Thursday, March 18, 2010

Video vs. Raw : Log vs. Lin.

As our world keeps replacing reality with 1's and 0's it's a good idea to get everyone on the same page when we discuss certain words and/or processes. I've found through experience that just because we have gotten accustomed to using terms like RAW and S-Log does not mean we actually understand the choice we're about to make. Here is a conversational rather than technical explanation to clear the air.

When it comes to digital acquisition we have three specific choices that we can make on-set which will directly determine the quality of our image and our ability to make changes to it in post-production. Do we record Raw, Log, or straight HD Video?

First we must decide in what form we want to capture our image. We have two choices here: Raw or Video. Raw is a digital camera sensor's unprocessed linear luminance values. Because this is just data a raw file will not include any white balance adjustment, color and saturation adjustments, gamma correction, or debayering (if it is a CMOS sensor). Simply stated: a Raw file is NOT an image. It is just the luminance values from every pixel on the sensor. It is data: 1's and 0's. A digital Raw file is analogous to 35mm negative. Though you can interpret an image by looking at a film negative you must color time, print from the neg to a release stock, and finally project the print to view your image as intended. It is the same with digital Raw files. You can interpret an image from the coded luminance values in a Raw file but you won’t actually see your image until it has been processed through either a camera’s firmware (like the Sony F35 which is a Video camera, not a Raw camera) or post-production software (like Speedgrade DI or RedAlert).

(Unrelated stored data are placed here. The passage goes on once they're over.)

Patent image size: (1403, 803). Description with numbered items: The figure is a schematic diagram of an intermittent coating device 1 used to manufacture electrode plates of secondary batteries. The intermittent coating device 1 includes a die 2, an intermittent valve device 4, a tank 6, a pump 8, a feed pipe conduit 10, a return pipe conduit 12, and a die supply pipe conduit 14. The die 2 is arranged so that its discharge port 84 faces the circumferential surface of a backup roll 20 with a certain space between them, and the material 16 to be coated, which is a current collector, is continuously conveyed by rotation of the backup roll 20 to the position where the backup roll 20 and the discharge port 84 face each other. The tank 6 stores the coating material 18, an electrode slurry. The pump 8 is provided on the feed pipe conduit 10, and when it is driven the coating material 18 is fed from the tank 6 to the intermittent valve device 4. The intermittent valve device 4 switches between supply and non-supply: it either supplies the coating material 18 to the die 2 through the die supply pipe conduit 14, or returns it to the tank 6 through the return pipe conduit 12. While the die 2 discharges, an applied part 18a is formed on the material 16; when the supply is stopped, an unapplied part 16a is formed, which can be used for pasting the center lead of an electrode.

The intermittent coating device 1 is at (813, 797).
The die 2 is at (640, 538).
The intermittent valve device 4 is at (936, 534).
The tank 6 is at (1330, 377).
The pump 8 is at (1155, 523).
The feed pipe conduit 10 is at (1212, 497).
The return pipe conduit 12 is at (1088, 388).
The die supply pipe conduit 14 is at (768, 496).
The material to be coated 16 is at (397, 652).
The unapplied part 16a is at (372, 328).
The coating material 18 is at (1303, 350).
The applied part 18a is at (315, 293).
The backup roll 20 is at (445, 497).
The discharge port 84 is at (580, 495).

Once a Raw file is processed to create an image it ceases to be Raw and instead becomes Video. Raw is data, Video is the image. RED R3D files are your Raw files, but once you open a R3D in RedAlert it becomes a HD Video clip. You will never be able to actually view your Raw file as an image. If you did, it would look something like this:


The reason that Raw is preferable as a capture choice over HD Video is that any processing manipulation that is done to your image during post will be done directly from the source data (each pixel’s luminance values). During the Digital Intermediate process any change to the Raw file simply transcodes the original values into the newly “timed” values while also adding other mathematical transfer functions to the data set such as gamma curves and gain reduction to achieve your overall “look”. This is often referred to as Rendering. If you decide to change your “look” all of your changes will be rendered from the original Raw file and not your previous rendered “look” thereby maintaining the true values found in the Raw file. This is why color-timing Raw files is considered “non-destructive” to your original captured image.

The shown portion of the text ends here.